Playing a key role on the sidelines was the local Bay Medical Group who are working with parkrun to promote physical activity as an antidote to many health problems and issues, and whose GPs are actually prescribing parkrun in some instances instead of medication. They also contributed to the cost of the plaque. Also there were representatives from the Samaritans, and Alzherimers Research UK.
The event – and the commissioning of the plaque – was organised by David Hewitt, one of the core volunteer team at Morecambe Prom parkrun, who has a background in many different sports.
He said: “We are very proud of our town and the sporting celebrities who have come from here, and we are thrilled with the way that our own parkrun here has become so popular in the last three years.
“But we know that parkrun has become much more to so many people than just a sporting event. There are those who say it has changed their lives, even saved their lives. And that applies to the volunteers as well as the particpants.”
Paul Sinton-Hewitt, who was running the Morecambe event for the first time with his wife Joanne, had no grand, all-encompassing plan to create a global phenomenon. “I simply invited some of my friends to the park because I was injured, and lonely. I was solving a problem for myself.”
But what began as an excuse to be with his friends, became something with worldwide impact. “I had a need to be active, outdoors and social. What I didn’t know was so that so did everybody else. parkrun brings people together in a way too often overlooked by modern society, in a way that empowers the most wonderful aspects of the human spirit.

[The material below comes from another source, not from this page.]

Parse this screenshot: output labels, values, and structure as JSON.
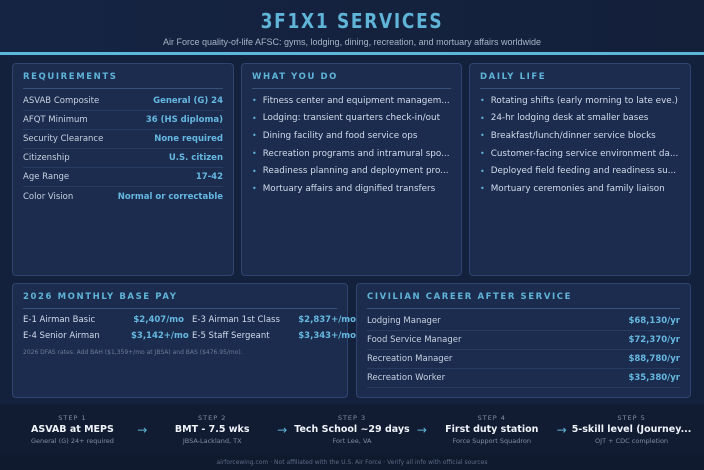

“It offers everyone the opportunity to be involved in something positive that is constructive and joyful, to be part of their community, and to contribute to the health and happiness of their fellow humans.” Paul was awarded the Albert Medal by the Royal Society of Arts for building a global participation movement.
“We wanted to find a permanent way to celebrate sporting achievement at any level, and we couldn’t think of a better time to do so than on a Saturday morning when parkrun is enjoyed by so many people here,” said David Hewitt.
Most of the funding for the plaque – and a smaller one at the turn-around point of the parkrun route – came from Morecambe BID, along with David Hewitt, Debra Bunting, and Graeme Moorby, as well as the Bay Medical Group.